試合前にプレゼン!海外スポーツ指導は斬新

一流アスリートも驚く、目から鱗のメソッド

元プロキックボクサーの杉本拓磨(写真中央)は、米国でのトレーニング方法に驚愕したが、そこから得たものも多かったという

米サンディエゴにある格闘家向けのトレーニングジム「アンディスピューテッド・ダウンタウン・サンディエゴ」。ブランドン・ベラやアンディ・ウォン、ヘルマン・テラドなど、格闘技好きなら誰でもなじみのある全米トップ選手たちを軒並み輩出している、知る人ぞ知る名門ジムである。

その一流ジムのドアを、日本でプロキックボクサーとして活躍していた杉本拓磨がたたいたのは、今から7年前のことだ。世界トップクラスのキックボクサーを目指して渡米した杉本だが、このアンディスピューテッドでの経験が、その後の格闘家としての人生を大きく変えることになる。

「自分の目指すファイトを書いてみろ」

どの世界においても一流を目指すのであれば、一度は海外に飛び出した方がいいと誰しも聞いたことがあるのではないだろうか。ただ、海外経験の有効性や、具体的に海外でどういった経験を得られるかについては語られることが少ない。現在、スポーツ選手をはじめ、さまざまな分野において海外を目指す人は多いが、ここでは実際にアスリートがどのような指導を受けているのか、また、それによって選手たちがどう変わるのかを書いてみたい。

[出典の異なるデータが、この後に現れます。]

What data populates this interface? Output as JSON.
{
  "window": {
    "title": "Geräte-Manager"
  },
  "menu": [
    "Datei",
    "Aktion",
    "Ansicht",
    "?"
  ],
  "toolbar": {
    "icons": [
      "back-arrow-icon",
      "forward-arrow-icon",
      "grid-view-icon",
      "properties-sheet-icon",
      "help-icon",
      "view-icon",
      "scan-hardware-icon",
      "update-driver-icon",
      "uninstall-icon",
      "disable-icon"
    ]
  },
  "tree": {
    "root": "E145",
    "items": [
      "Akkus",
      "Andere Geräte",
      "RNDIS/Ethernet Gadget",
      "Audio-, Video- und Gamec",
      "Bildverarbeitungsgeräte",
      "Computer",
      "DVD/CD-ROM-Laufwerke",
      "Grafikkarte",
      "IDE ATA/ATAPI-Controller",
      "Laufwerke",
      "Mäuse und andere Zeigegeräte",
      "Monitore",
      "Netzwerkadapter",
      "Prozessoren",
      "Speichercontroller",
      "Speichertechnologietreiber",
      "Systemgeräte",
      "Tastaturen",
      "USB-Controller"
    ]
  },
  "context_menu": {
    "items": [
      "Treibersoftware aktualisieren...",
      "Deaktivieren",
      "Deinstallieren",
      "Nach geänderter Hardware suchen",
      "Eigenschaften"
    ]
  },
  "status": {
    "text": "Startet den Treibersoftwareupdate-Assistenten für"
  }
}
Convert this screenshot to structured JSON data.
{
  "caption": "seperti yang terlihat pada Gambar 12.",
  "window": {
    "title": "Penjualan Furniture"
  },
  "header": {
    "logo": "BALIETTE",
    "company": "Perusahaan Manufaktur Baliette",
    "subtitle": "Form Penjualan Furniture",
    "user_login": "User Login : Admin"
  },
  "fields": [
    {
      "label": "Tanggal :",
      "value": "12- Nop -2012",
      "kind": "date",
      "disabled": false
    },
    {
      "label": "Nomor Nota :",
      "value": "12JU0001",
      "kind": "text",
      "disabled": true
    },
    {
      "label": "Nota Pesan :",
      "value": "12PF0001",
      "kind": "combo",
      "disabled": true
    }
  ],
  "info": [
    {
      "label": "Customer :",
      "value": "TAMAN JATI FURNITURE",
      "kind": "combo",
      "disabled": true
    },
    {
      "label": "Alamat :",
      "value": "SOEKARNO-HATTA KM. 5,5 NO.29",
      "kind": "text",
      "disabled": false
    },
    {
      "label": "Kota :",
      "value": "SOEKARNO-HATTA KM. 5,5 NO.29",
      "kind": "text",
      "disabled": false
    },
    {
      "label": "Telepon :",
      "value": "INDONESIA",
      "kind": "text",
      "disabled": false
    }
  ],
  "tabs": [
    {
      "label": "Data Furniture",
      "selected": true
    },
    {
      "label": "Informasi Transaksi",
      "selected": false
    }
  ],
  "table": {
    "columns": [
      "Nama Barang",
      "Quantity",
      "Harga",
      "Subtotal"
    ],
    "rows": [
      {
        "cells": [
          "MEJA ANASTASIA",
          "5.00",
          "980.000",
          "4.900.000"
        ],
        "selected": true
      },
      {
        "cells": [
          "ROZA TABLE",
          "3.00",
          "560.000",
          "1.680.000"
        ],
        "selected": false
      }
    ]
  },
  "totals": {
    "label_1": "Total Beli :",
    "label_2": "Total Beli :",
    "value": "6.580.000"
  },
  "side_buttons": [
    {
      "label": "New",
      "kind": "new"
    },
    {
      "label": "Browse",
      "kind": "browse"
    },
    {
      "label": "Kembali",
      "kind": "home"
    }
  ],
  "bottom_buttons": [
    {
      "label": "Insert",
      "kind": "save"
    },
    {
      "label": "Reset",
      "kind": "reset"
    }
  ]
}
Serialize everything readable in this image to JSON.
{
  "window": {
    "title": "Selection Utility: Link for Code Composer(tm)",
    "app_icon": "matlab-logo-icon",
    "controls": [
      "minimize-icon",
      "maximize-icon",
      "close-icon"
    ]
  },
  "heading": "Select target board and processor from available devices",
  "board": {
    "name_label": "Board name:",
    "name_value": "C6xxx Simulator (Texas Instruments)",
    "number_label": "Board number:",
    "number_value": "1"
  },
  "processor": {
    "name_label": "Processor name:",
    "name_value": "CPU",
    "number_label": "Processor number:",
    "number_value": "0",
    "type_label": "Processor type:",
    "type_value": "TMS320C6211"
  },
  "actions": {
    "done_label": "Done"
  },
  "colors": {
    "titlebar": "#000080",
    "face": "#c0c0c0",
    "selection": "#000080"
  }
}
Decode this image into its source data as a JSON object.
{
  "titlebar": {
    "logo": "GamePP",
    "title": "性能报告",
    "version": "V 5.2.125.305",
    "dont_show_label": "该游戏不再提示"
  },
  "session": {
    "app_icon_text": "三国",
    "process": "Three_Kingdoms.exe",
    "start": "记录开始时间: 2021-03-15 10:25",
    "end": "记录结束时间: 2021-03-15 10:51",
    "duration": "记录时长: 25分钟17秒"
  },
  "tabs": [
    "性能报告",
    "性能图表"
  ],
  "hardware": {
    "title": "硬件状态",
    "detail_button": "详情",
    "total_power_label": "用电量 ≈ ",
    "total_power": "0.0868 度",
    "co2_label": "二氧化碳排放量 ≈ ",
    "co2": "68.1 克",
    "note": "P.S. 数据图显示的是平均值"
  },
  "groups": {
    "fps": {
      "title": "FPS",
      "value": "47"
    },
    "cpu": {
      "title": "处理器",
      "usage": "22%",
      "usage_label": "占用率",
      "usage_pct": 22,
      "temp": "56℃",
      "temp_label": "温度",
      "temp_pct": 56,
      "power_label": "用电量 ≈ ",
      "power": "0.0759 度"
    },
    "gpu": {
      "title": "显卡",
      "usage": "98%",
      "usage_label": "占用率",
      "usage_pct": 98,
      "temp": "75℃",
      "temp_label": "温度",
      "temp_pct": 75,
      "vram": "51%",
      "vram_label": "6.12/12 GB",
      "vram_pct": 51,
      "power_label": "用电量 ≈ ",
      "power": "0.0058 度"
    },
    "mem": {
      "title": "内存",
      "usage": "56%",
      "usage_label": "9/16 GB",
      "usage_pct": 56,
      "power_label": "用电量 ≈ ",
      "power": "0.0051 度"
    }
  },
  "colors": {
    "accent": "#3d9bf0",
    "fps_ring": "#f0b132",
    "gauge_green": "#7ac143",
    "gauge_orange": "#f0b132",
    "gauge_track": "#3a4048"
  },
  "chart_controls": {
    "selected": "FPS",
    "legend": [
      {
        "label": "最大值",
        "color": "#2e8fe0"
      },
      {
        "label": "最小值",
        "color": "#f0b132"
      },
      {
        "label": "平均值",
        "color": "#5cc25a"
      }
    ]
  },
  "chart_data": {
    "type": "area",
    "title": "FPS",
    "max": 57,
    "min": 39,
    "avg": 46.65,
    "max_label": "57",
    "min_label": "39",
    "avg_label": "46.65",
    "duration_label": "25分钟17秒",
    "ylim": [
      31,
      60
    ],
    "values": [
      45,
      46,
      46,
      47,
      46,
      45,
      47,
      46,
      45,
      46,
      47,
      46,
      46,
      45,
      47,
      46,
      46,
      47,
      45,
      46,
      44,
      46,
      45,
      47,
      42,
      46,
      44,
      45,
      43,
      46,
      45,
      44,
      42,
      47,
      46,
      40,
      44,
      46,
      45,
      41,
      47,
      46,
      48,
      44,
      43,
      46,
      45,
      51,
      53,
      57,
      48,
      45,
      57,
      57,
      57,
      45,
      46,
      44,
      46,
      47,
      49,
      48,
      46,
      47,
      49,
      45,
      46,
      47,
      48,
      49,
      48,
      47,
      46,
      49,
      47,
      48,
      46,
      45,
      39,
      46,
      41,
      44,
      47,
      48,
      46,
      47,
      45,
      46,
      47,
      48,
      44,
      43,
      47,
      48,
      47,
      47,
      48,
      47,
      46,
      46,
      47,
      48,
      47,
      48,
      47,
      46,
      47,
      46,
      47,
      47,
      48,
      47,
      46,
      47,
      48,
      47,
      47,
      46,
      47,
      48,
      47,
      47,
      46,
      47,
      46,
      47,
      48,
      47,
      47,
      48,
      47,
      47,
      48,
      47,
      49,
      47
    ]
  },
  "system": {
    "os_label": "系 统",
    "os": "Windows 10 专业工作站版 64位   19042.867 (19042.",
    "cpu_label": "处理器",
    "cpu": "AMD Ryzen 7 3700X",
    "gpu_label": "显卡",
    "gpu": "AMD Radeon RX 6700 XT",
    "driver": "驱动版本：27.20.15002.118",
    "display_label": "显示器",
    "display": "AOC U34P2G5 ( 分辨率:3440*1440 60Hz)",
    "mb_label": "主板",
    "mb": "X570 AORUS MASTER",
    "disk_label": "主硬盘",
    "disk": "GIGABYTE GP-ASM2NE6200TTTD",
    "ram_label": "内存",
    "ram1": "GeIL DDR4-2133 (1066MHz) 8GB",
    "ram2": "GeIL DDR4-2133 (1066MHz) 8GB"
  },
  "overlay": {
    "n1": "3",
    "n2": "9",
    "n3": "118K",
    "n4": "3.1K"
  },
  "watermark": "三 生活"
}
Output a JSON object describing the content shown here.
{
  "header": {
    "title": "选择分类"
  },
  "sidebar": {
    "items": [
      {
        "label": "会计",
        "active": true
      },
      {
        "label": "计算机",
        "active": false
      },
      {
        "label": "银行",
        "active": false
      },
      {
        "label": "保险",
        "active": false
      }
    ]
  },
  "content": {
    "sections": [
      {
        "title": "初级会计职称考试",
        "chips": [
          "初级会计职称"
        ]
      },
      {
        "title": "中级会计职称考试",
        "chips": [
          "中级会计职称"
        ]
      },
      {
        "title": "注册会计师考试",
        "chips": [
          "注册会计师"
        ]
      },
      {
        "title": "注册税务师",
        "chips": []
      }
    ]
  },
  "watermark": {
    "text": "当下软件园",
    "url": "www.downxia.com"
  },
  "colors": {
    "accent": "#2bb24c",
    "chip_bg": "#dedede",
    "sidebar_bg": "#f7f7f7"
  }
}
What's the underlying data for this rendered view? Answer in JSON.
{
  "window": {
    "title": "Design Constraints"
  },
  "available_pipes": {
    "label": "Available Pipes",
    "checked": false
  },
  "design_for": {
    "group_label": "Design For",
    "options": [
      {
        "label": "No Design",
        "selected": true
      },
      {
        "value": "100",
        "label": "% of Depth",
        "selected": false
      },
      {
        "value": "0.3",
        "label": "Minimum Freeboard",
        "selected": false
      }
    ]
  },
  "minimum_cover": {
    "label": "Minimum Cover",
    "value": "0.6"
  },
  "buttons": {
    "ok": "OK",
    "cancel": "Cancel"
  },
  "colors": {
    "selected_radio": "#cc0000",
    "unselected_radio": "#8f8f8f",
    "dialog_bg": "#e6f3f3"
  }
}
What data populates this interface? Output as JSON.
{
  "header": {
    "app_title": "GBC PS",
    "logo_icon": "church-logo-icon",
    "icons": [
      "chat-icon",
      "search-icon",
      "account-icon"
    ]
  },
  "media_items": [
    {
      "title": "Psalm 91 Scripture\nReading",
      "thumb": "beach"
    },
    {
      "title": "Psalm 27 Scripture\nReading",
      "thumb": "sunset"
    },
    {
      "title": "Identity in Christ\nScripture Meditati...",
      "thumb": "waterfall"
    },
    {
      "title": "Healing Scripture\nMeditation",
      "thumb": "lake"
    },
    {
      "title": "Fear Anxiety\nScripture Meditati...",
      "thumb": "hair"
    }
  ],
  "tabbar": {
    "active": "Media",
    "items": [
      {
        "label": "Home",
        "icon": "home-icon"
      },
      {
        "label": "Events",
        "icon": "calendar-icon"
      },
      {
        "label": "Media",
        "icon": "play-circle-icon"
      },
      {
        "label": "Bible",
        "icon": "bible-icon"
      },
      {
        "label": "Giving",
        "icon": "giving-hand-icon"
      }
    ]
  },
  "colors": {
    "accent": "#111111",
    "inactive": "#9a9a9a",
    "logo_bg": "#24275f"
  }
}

さて、27歳にして初めて海外で選手経験をすることになった杉本がまず衝撃を受けたのは、日本と米国での選手指導に対する考え方の違いだ。

日本では、たとえば、ジャブやストレート、フック、右ミドルキックなどトレーナーが理想とする技のコンビネーションなどを正確に再現することが求められるが、米国のジムでは一人一人の選手の個性を最大限に伸ばすことがもっとも重要。そのため、トレーニングの方法やメニューは選手ごとに異なっていたという。

たとえば、対戦マッチが3カ月後に迫ったある日、トレーナーが杉本に突然、紙とペンを渡した。「え!?」。一瞬戸惑う杉本に対し、トレーナーは「3カ月後の試合でどんなファイトスタイルを目指しているのか書いてみろ」と言う。それだけではなく、試合中にどんな技を繰り出したいのか、その技を1ラウンドで何回披露したいのか、さらには観客に対してどのようなパフォーマンスをしたいのかを説明しろというのである。

面白いのは、こうした技やコンビネーションを実際に杉本ができるかどうかではなく、あくまで杉本が観客に対してどういうファイトを見せたいかどうかにフォーカスしている点だ。実際、ジムではその後、杉本が書いた「試合計画表」に基づいて、必要な指導者があてがわれ、トレーニングが行われた。